Un istante fa, in sostanza. Una legge molto più che recente a raccontarci come fino a un istante fa, nella nostra civilissima Italia, fosse tecnicamente impossibile, per un reato gravissimo come lo stupro, ottenere piena giustizia in tribunale.

Prima di allora – bene ripeterlo, 1996 – in materia di stupro erano rimaste sostanzialmente invariate le norme contenute nel Codice Rocco, promulgato nel ventennio fascista.
Tali norme classificavano lo stupro, come già detto, tra i reati “contro la morale pubblica”.
Lasciando stare il pensiero comune, i pregiudizi della massa verso la libera espressione della sessualità femminile, fino al 1996 era proprio la legge a certificare ufficialmente come lo stupro non andasse a offendere la persona vittima di violenza, ma che ledesse il buon costume sociale, quel pubblico pudore e pubblico decoro secondo cui la donna non poteva né doveva disporre di alcuna libertà nel campo sessuale.

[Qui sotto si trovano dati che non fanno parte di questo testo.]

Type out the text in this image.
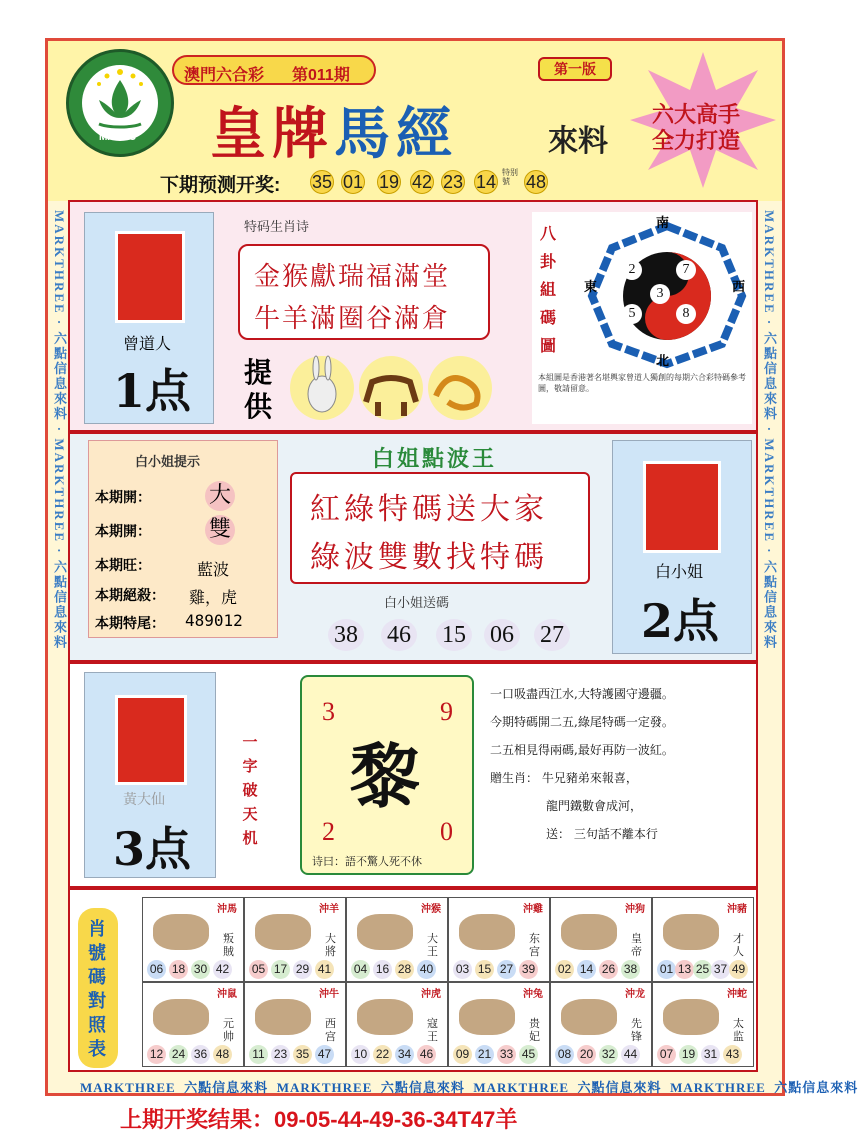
MACAU
澳門六合彩 第011期	第一版
皇牌馬經	來料
六大高手
全力打造
下期预测开奖: 35 01 19 42 23 14 特别號 48
MARKTHREE · 六點信息來料 · MARKTHREE · 六點信息來料
MARKTHREE · 六點信息來料 · MARKTHREE · 六點信息來料
曾道人
1点
特码生肖诗
金猴獻瑞福滿堂
牛羊滿圈谷滿倉
提供
八卦組碼圖
南
北
東	西
2	7
3
5	8
本組圖是香港著名堪輿家曾道人獨創的每期六合彩特碼參考圖，敬請留意。
白小姐提示
本期開：	大
本期開：	雙
本期旺：	藍波
本期絕殺： 雞，虎
本期特尾： 489012
白姐點波王
紅綠特碼送大家
綠波雙數找特碼
白小姐送碼
38 46 15 06 27
白小姐
2点
黃大仙
3点
一
字
破
天
机
3	9
2	0
黎
诗曰：語不驚人死不休
一口吸盡西江水,大特護國守邊疆。
今期特碼開二五,綠尾特碼一定發。
二五相見得兩碼,最好再防一波紅。
贈生肖： 牛兄豬弟來報喜，
龍門鐵數會成河，
送： 三句話不離本行
肖號碼對照表
沖馬
叛賊
06 18 30 42
沖羊
大將
05 17 29 41
沖猴
大王
04 16 28 40
沖雞
东宫
03 15 27 39
沖狗
皇帝
02 14 26 38
沖豬
才人
01 13 25 37 49
沖鼠
元帅
12 24 36 48
沖牛
西宫
11 23 35 47
沖虎
寇王
10 22 34 46
沖兔
贵妃
09 21 33 45
沖龙
先锋
08 20 32 44
沖蛇
太监
07 19 31 43
MARKTHREE 六點信息來料 MARKTHREE 六點信息來料 MARKTHREE 六點信息來料 MARKTHREE 六點信息來料
上期开奖结果：09-05-44-49-36-34T47羊
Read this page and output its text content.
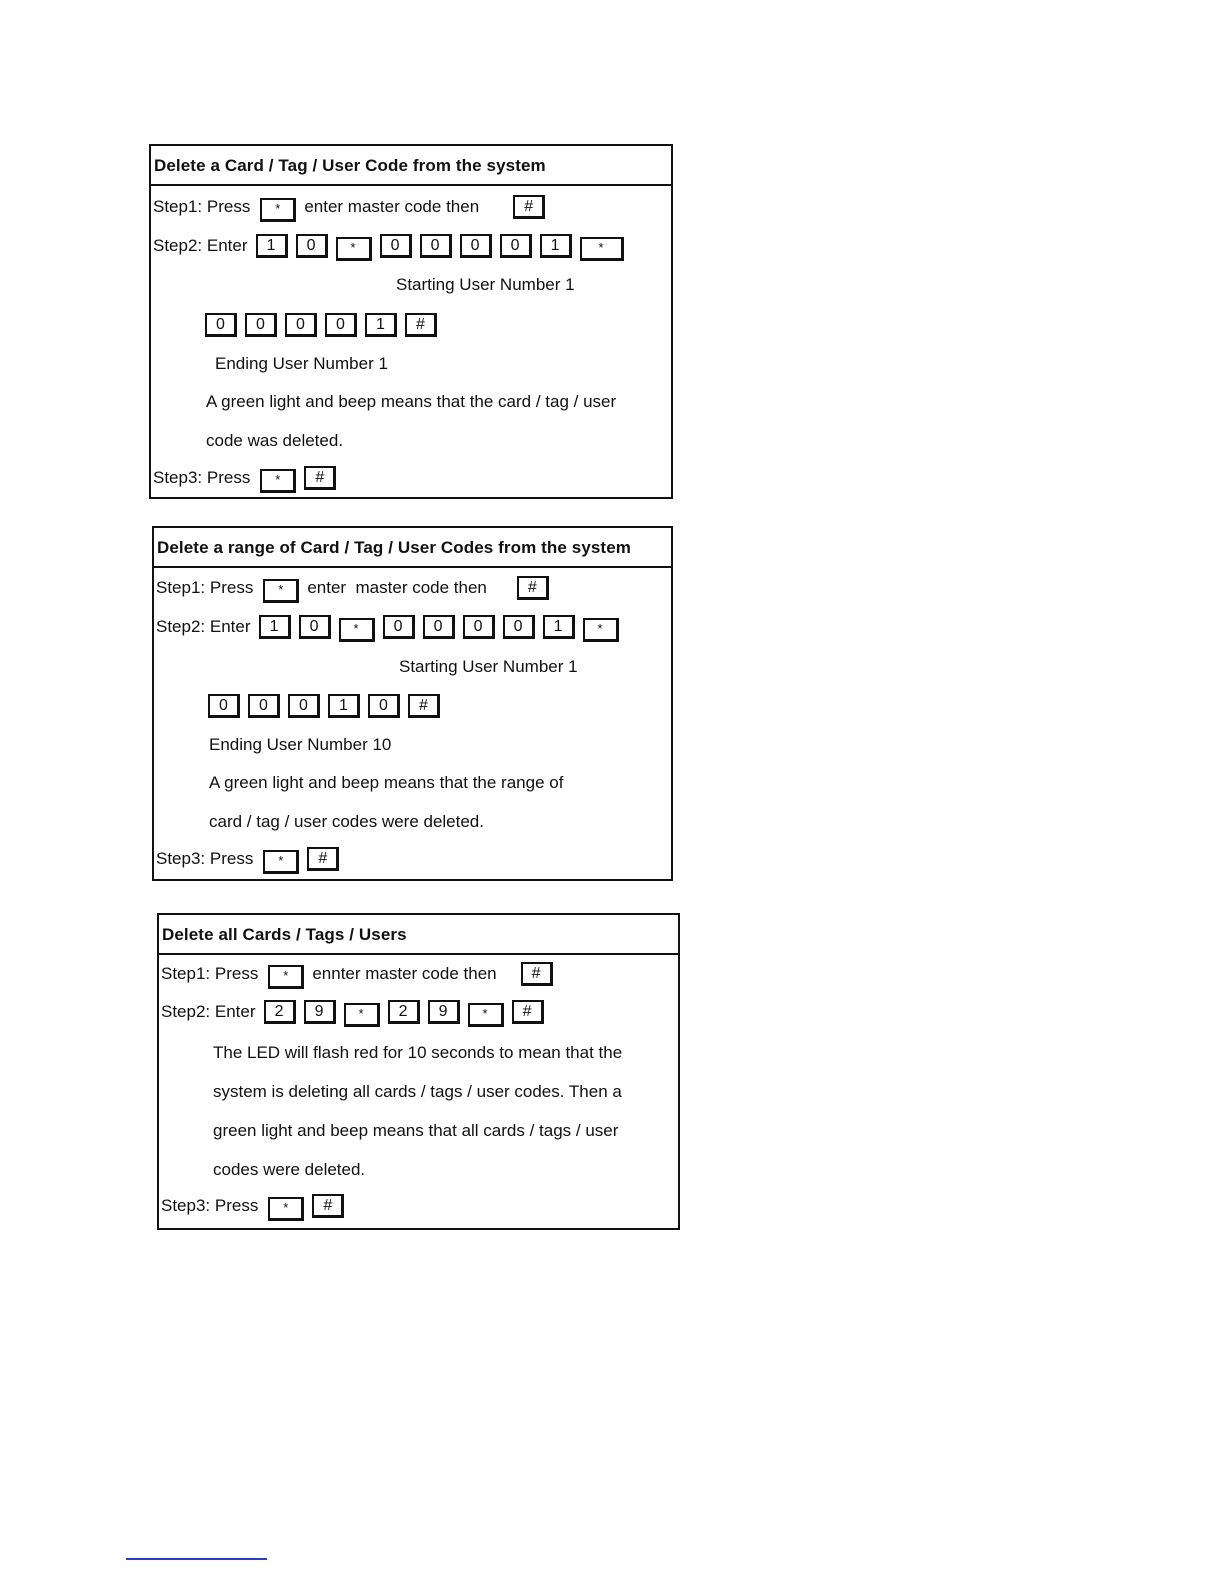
Delete a Card / Tag / User Code from the system
Step1: Press	*	enter master code then	#
Step2: Enter	1	0	*	0	0	0	0	1	*
Starting User Number 1
0	0	0	0	1	#
Ending User Number 1
A green light and beep means that the card / tag / user
code was deleted.
Step3: Press	*	#
Delete a range of Card / Tag / User Codes from the system
Step1: Press	*	enter  master code then	#
Step2: Enter	1	0	*	0	0	0	0	1	*
Starting User Number 1
0	0	0	1	0	#
Ending User Number 10
A green light and beep means that the range of
card / tag / user codes were deleted.
Step3: Press	*	#
Delete all Cards / Tags / Users
Step1: Press	*	ennter master code then	#
Step2: Enter	2	9	*	2	9	*	#
The LED will flash red for 10 seconds to mean that the
system is deleting all cards / tags / user codes. Then a
green light and beep means that all cards / tags / user
codes were deleted.
Step3: Press	*	#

La legge così come era prevedeva la distinzione tra “violenza carnale” e “atti di libidine”.
Ovvero: perché si potesse di parlare di violenza carnale, quindi di stupro vero e proprio, la Cassazione stabiliva al centimetro quanto dovesse essere profonda la penetrazione.
Solo se quindi il processo accertava una penetrazione superiore a un tot di centimetri, con annesso “versamento spermatico”, si poteva ritenere l’imputato colpevole di stupro (e quindi colpevole di un reato contro la morale pubblica). Viceversa, se la penetrazione non aveva raggiunto la profondità prevista, se non c’era stata eiaculazione interna ma “solo” altro tipo di contatto, per quanto esso potesse essere stato violento, umiliante, intimo, offensivo, molesto, completamente non consenziente, non si poteva parlare di stupro, ma di atti di libidine, per i quali erano previste sanzioni assolutamente più lievi.

Tutto questo, è bene ripeterlo e sottolinearlo, sostanzialmente invariato fino al 1996.
Accorgimenti, aggiustamenti, ma l’impianto della legge, fino al 1996, resta quello del Codice Rocco.
Ed è interessante (e ovviamente allucinante) vedere come nello stesso contesto legislativo si facesse distinzione tra il reato di “ratto a scopo di libidine” e quello di “ratto a scopo di matrimonio”, prevedendo pene più o meno severe a seconda di quale fosse lo scopo del rapimento di una donna.
Meno grave era considerato rapire una donna a fini matrimoniali, anzi: non solo si riteneva un reato “minore” il privare una donna della propria libertà e coatarne la volontà al fine di sposarla, ma addirittura tale reato veniva cancellato qualora il matrimonio venisse effettivamente celebrato (il cosiddetto “matrimonio riparatore”).
La donna quindi trattata esattamente come un oggeto.
Un oggetto che chiunque poteva prendere e rompere, purché poi si assumesse la responsabilità di raccoglierne i pezzi.
La follia del matrimonio riparatore (la donna che non solo è costretta a sposare il suo rapitore/stupratore, ma che addirittura deve ringraziarlo, visto che secondo la morale pubblica lei ormai è disonorata, merce avariata che nessuno vuole più) è stata abrogata soltanto nel 1981.
Mentre per l’abrogazione delle altre assurdità (ratto a scopo di libidine, ratto a scopo di matrimonio), occorre attendere il solito 1996.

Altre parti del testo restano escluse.